Der frühere CDU-Kreisgeschäftsführer Hermann Muth schlug vor, zu testen, ob die Limburg-Besucher am neuen Verwaltungssitz (früheres Mundipharma-Gelände) parken und dann mit Bussen von dort in die City gebracht werden könnten. Laux meinte, die Einzelhändler hätten Angst, dass durch eine Verkehrsreduzierung ihr Geschäft negativ beeinflusst werde. Darum sei es wichtig, die Parkplätze auf dem Marktplatz zu erhalten. Im Tal Josaphat könne ein zusätzliches Parkhaus entstehen.

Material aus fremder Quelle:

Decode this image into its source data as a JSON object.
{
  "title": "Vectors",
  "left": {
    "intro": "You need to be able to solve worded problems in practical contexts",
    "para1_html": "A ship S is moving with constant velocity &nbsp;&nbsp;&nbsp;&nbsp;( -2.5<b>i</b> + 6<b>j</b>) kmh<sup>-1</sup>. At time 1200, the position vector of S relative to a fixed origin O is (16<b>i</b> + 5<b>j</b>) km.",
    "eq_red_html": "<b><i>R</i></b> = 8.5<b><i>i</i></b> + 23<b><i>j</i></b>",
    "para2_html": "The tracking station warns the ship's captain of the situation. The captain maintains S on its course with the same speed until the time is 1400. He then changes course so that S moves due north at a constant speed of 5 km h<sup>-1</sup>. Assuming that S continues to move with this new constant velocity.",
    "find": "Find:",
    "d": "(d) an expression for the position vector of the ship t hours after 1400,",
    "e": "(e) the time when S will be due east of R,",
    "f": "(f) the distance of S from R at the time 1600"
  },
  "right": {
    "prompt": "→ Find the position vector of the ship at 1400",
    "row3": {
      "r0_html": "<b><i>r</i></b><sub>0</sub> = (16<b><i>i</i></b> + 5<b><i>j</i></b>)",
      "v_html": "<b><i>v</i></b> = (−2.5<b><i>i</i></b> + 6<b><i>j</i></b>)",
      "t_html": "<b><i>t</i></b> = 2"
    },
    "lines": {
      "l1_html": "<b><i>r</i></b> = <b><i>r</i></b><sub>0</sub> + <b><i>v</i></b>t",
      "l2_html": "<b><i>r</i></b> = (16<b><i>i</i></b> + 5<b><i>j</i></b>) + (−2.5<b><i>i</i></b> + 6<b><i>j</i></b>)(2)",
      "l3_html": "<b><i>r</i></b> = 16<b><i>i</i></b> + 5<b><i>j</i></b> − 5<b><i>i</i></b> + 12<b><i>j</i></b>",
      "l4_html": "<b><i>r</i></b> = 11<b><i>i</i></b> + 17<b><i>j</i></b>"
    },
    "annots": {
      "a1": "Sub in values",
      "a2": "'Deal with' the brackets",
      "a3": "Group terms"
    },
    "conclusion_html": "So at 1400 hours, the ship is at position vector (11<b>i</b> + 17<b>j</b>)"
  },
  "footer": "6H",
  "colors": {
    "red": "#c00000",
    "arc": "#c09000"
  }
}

Der ehemalige hessische Finanzminister Karlheinz Weimar sagte, mit Leuten mit Drive an der Spitze wie einst Josef Kohlmaier könne man viel bewegen. Stefan Laux sei ein außergewöhnlich guter Kandidat. Weimar riet ihm: "Denken sie groß, auch wenn manches am Ende etwas kleiner wird. Menschen, die etwas wollen, werden sich am Ende durchsetzen". Ex-Bürgermeister Martin Richard findet, dass in Limburg wieder weniger diskutiert und - wie zu seinen Zeiten - mehr entschieden werden müsse.